Published:March 03, 2022DOI:https://doi.org/10.1016/j.avsg.2022.01.020

      Highlights

      • Patients with pre-existing systolic cardiac dysfunction were 5 times less likely to see their arteriovenous fistula mature by one year after surgery.
      • The echocardiogram may serve an important role in the preoperative evaluation of a dialysis access candidate with pre-existing heart disease.
      • Patients requiring hemodialysis with significant pre-existing cardiac dysfunction may not be appropriate for permanent access creation, and long-term catheter use should be seriously considered as an alternative.

      Background

      Patients requiring hemodialysis access creation often have significant comorbid conditions, which may impact access maturation. Underlying cardiac dysfunction likely plays an important role in the maturation of arteriovenous fistulae (AVF).
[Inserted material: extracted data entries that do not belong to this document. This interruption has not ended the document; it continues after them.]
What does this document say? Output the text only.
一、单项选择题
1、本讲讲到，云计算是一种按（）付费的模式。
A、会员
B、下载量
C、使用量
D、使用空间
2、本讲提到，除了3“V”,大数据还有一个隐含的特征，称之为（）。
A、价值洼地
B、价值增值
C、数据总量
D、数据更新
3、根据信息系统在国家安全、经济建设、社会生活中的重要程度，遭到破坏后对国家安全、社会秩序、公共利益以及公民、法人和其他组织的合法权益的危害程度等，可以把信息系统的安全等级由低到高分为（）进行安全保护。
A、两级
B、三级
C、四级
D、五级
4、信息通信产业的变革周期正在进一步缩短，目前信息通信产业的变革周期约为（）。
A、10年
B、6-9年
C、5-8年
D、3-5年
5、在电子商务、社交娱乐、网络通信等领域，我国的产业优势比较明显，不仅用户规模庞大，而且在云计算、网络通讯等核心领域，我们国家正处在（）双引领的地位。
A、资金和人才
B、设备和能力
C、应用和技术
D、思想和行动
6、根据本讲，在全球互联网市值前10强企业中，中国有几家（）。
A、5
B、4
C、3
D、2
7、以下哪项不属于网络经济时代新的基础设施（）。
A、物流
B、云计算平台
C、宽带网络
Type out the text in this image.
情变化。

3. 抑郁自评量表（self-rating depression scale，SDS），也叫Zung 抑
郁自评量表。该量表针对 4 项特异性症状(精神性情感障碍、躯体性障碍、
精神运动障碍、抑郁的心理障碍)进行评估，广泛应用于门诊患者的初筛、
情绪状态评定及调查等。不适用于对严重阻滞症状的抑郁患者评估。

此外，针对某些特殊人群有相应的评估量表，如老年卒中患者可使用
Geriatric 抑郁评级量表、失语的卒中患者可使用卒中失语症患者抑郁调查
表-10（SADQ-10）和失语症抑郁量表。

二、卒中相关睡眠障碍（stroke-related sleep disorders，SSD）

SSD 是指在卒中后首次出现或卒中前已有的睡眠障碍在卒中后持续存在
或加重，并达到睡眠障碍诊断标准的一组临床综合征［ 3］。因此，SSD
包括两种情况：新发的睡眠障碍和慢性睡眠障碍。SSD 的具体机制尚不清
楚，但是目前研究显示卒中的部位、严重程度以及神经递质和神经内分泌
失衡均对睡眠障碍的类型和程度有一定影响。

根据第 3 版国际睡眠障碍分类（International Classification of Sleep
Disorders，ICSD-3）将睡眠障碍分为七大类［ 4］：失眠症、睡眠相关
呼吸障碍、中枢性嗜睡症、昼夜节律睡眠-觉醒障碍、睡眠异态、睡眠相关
The effect of specific parameters of cardiac function on successful AVF creation has not previously been explored.

      Methods

      A retrospective chart analysis of patients undergoing first-time AVF creation at a single center from 2011 to 2018 was performed. Patients with a transthoracic echocardiogram within the 12 months prior to surgery were included. Standard demographic and perioperative variables were collected, in addition to echocardiographic and vascular mapping data. The primary outcome was access maturation, defined as the use of the access site for hemodialysis at 3, 6, and 12 months after surgery.

      Results

      A total of 121 patients met inclusion criteria with a cumulative AVF maturation rate of 57% (69/121) in this select population. Patients with pre-existing systolic cardiac dysfunction were more than 5 times less likely to see their AVF mature by one year postsurgery (OR = 0.17, P = 0.018). Preoperative venous diameter, access site location, and the type of fistula did not differ significantly between patients with and without systolic dysfunction. Selection of the cephalic vein as the venous anastomosis and diastolic dysfunction (≥ Grade 2) were also associated with lower rates of access maturation, although these associations were less robust.

      Conclusions

      Systolic cardiac dysfunction is the most important nonmodifiable variable associated with failed AVF maturation. Patients requiring hemodialysis with significant pre-existing cardiac dysfunction may not be appropriate for permanent access creation, and long-term catheter use should be seriously considered as an alternative.